Quarta edizione per The Video Surveillance Report, annuale indagine di IFSEC Global sui trend e le novità in tema di videosorveglianza basate sulle risposte di 243 professionisti (installatori, integratori, consulenti, responsabili sicurezza). Tra le conclusioni più rilevanti, si stagliano l’evoluzione del TVCC (nuove ed entusiasmanti opportunità di impiego, sofisticazione sempre più elevata, aumento delle performance richieste dalla domanda ed offerte dal mercato), ma anche i suoi possibili effetti collaterali (maggiore richiesta di banda, storage, sicurezza cyber, assistenza tecnica di alto livello). E se i produttori alzano sempre più l’asticella dell’innovazione tecnologica, non è detto che gli operatori possano dirsi altrettanto all’avanguardia.

Fino a pochi anni fa la videosorveglianza aveva solo due funzioni: operare da deterrente e/o fornire evidenze probatorie da esibire in tribunale.

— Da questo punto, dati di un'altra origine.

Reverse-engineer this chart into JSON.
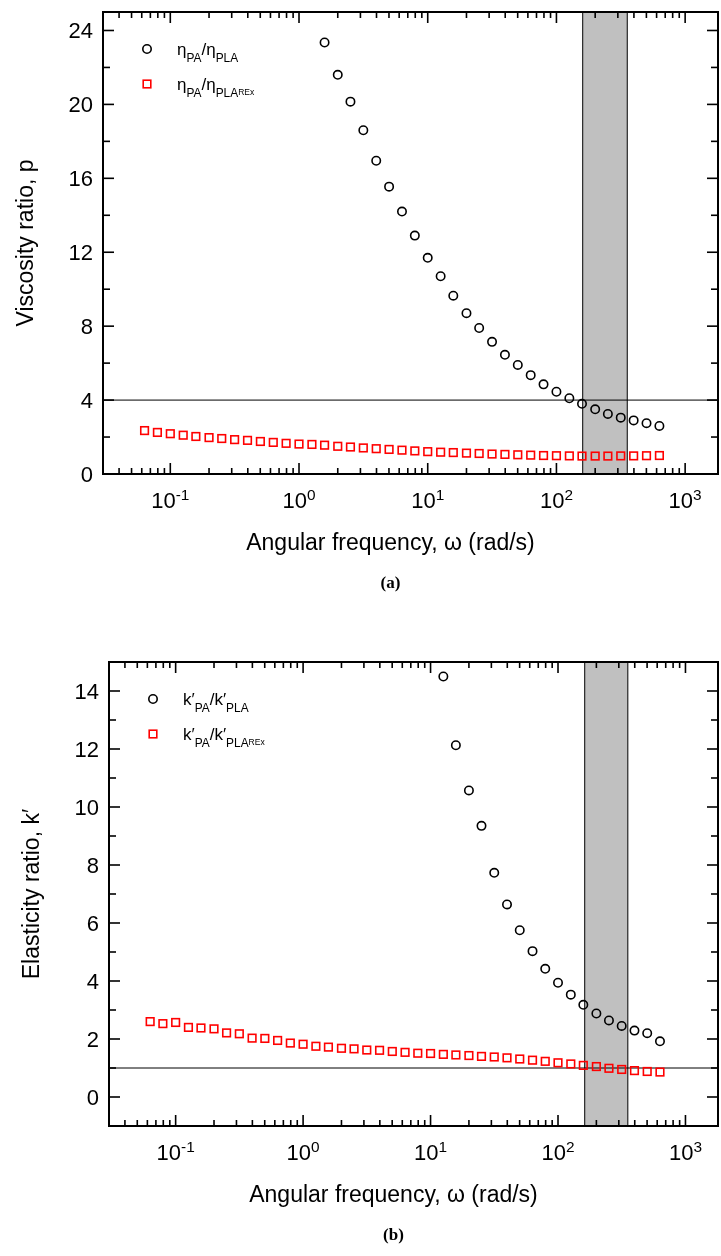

Il potenziale deterrente è spesso stato contestato, anche perché oggettivamente non misurabile, anche se l’evoluzione tecnologica, portando risoluzioni sempre più elevate e riprese che forniscono ormai vere informazioni immediatamente fruibili ma ad alta sofisticazione, hanno reso la TVCC sempre più attendibile nel fornire materiale giudiziario e quindi, è lecito supporre, anche sul fronte della deterrenza.

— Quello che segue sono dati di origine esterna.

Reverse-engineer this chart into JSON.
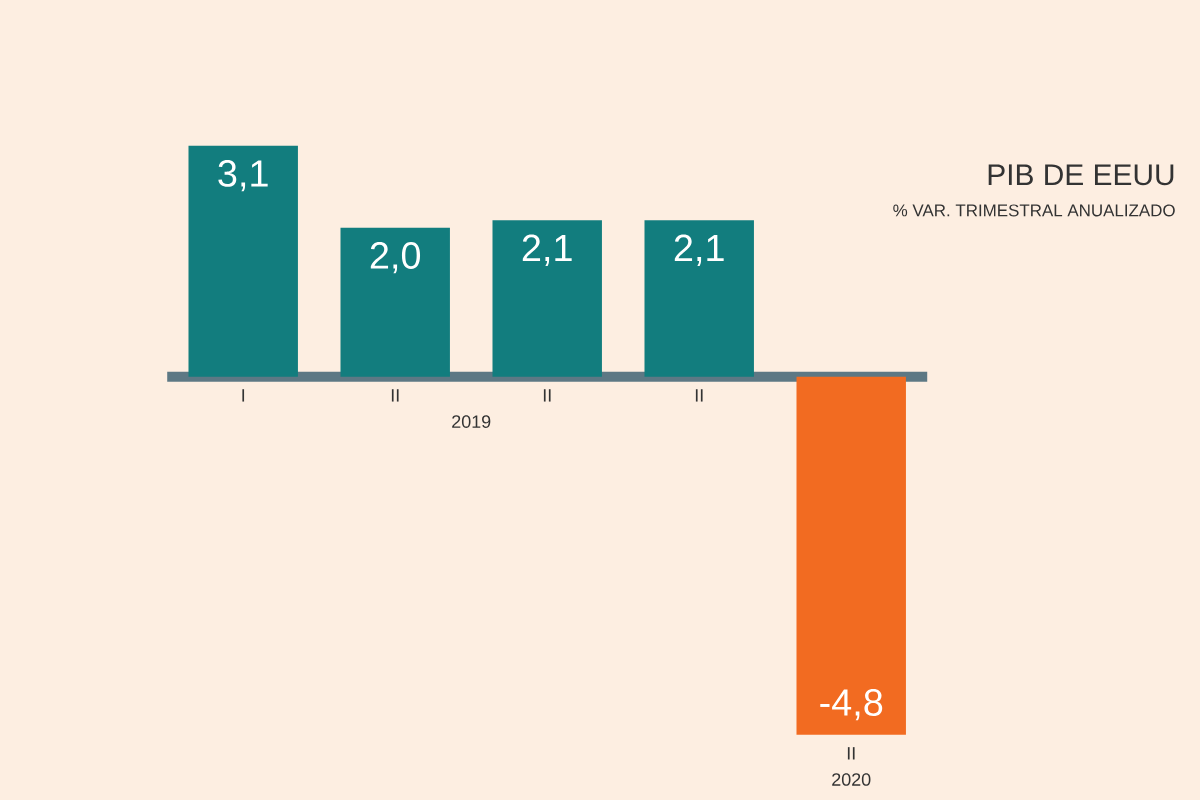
{
  "chart_data": {
    "type": "bar",
    "title": "PIB DE EEUU",
    "subtitle": "% VAR. TRIMESTRAL ANUALIZADO",
    "categories": [
      "I",
      "II",
      "II",
      "II",
      "II"
    ],
    "values": [
      3.1,
      2.0,
      2.1,
      2.1,
      -4.8
    ],
    "value_labels": [
      "3,1",
      "2,0",
      "2,1",
      "2,1",
      "-4,8"
    ],
    "colors": [
      "#127d7e",
      "#127d7e",
      "#127d7e",
      "#127d7e",
      "#f26b21"
    ],
    "annotations": [
      "2019",
      "2020"
    ],
    "tick_labels": "x"
  }
}
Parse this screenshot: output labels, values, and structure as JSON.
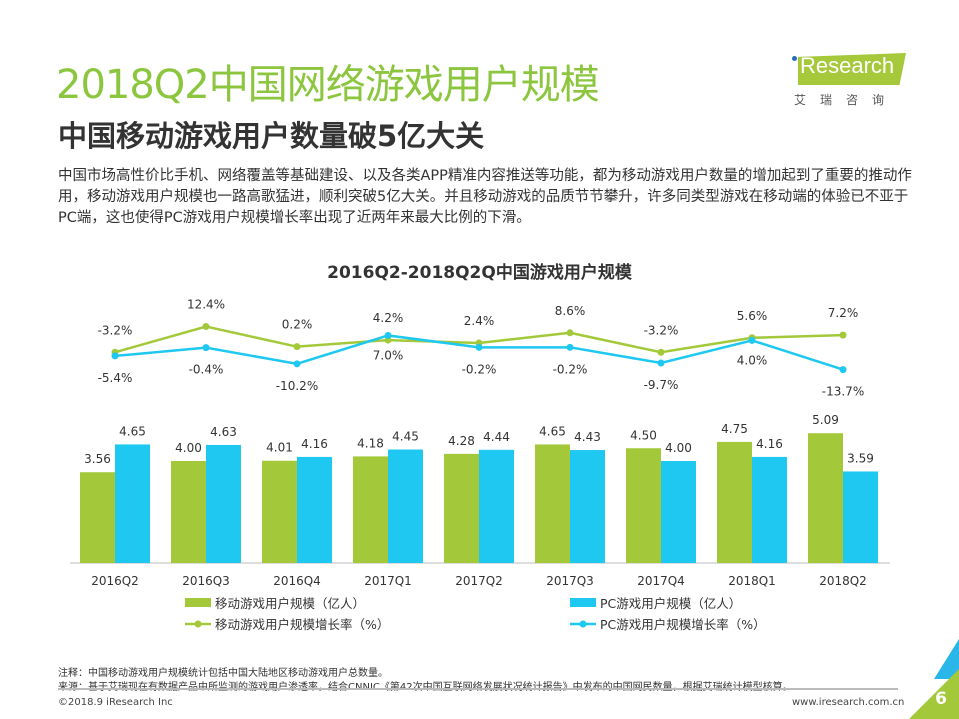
{
  "title": "2018Q2中国网络游戏用户规模",
  "subtitle": "中国移动游戏用户数量破5亿大关",
  "description": "中国市场高性价比手机、网络覆盖等基础建设、以及各类APP精准内容推送等功能，都为移动游戏用户数量的增加起到了重要的推动作用，移动游戏用户规模也一路高歌猛进，顺利突破5亿大关。并且移动游戏的品质节节攀升，许多同类型游戏在移动端的体验已不亚于PC端，这也使得PC游戏用户规模增长率出现了近两年来最大比例的下滑。",
  "logo": {
    "text": "iResearch",
    "cn": "艾瑞咨询"
  },
  "colors": {
    "green": "#a3c93a",
    "blue": "#1ec8f0",
    "title_green": "#8cc63f"
  },
  "chart_data": {
    "type": "bar+line",
    "title": "2016Q2-2018Q2Q中国游戏用户规模",
    "categories": [
      "2016Q2",
      "2016Q3",
      "2016Q4",
      "2017Q1",
      "2017Q2",
      "2017Q3",
      "2017Q4",
      "2018Q1",
      "2018Q2"
    ],
    "bar_series": [
      {
        "name": "移动游戏用户规模（亿人）",
        "color": "#a3c93a",
        "values": [
          3.56,
          4.0,
          4.01,
          4.18,
          4.28,
          4.65,
          4.5,
          4.75,
          5.09
        ],
        "labels": [
          "3.56",
          "4.00",
          "4.01",
          "4.18",
          "4.28",
          "4.65",
          "4.50",
          "4.75",
          "5.09"
        ]
      },
      {
        "name": "PC游戏用户规模（亿人）",
        "color": "#1ec8f0",
        "values": [
          4.65,
          4.63,
          4.16,
          4.45,
          4.44,
          4.43,
          4.0,
          4.16,
          3.59
        ],
        "labels": [
          "4.65",
          "4.63",
          "4.16",
          "4.45",
          "4.44",
          "4.43",
          "4.00",
          "4.16",
          "3.59"
        ]
      }
    ],
    "line_series": [
      {
        "name": "移动游戏用户规模增长率（%）",
        "color": "#a3c93a",
        "values": [
          -3.2,
          12.4,
          0.2,
          4.2,
          2.4,
          8.6,
          -3.2,
          5.6,
          7.2
        ],
        "labels": [
          "-3.2%",
          "12.4%",
          "0.2%",
          "4.2%",
          "2.4%",
          "8.6%",
          "-3.2%",
          "5.6%",
          "7.2%"
        ]
      },
      {
        "name": "PC游戏用户规模增长率（%）",
        "color": "#1ec8f0",
        "values": [
          -5.4,
          -0.4,
          -10.2,
          7.0,
          -0.2,
          -0.2,
          -9.7,
          4.0,
          -13.7
        ],
        "labels": [
          "-5.4%",
          "-0.4%",
          "-10.2%",
          "7.0%",
          "-0.2%",
          "-0.2%",
          "-9.7%",
          "4.0%",
          "-13.7%"
        ]
      }
    ],
    "legend": "bottom",
    "grid": false
  },
  "notes": {
    "note": "注释：中国移动游戏用户规模统计包括中国大陆地区移动游戏用户总数量。",
    "source": "来源：基于艾瑞现在有数据产品中所监测的游戏用户渗透率，结合CNNIC《第42次中国互联网络发展状况统计报告》中发布的中国网民数量，根据艾瑞统计模型核算。"
  },
  "footer": {
    "copyright": "©2018.9 iResearch Inc",
    "url": "www.iresearch.com.cn",
    "page": "6"
  }
}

NUOVA OPERATIVITÀ ED EFFETTI COLLATERALI

Ma l’innovazione è andata ben oltre la security stessa: la tecnologia permette oggi di ritrovare persone scomparse, allertare le autorità di movimenti di sospetti e terroristi, generare dati di intelligence con benefici non solo in termini di sicurezza, ma anche di ottimizzazione del lavoro, dell’organizzazione e dei consumi energetici, in una parola: del business. La TVCC è insomma uscita dalla sindrome della sicurezza per abbracciare spazi operativi (e dunque commerciali) ben più ampi e circostanziati. Naturalmente, però, ogni evoluzione porta con sé degli effetti collaterali: più la videosorveglianza viene riconosciuta nel suo valore e dunque maggiormente utilizzata, più crescono, per fare un esempio banale, la richiesta di storage e di banda e più i guasti diventano un problema serio per le aziende. Il sondaggio di IFSEC Global affronta tutti questi aspetti, come pure la sensibilità al cybercrime, la qualità dell’assistenza tecnica e molti altri aspetti ormai imprescindibili per chi fa sicurezza fisica. Ma partiamo dall’inizio, con la domanda che apre invero la porta a tutti gli altri interrogativi, ossia: a che punto siamo con la migrazione IP?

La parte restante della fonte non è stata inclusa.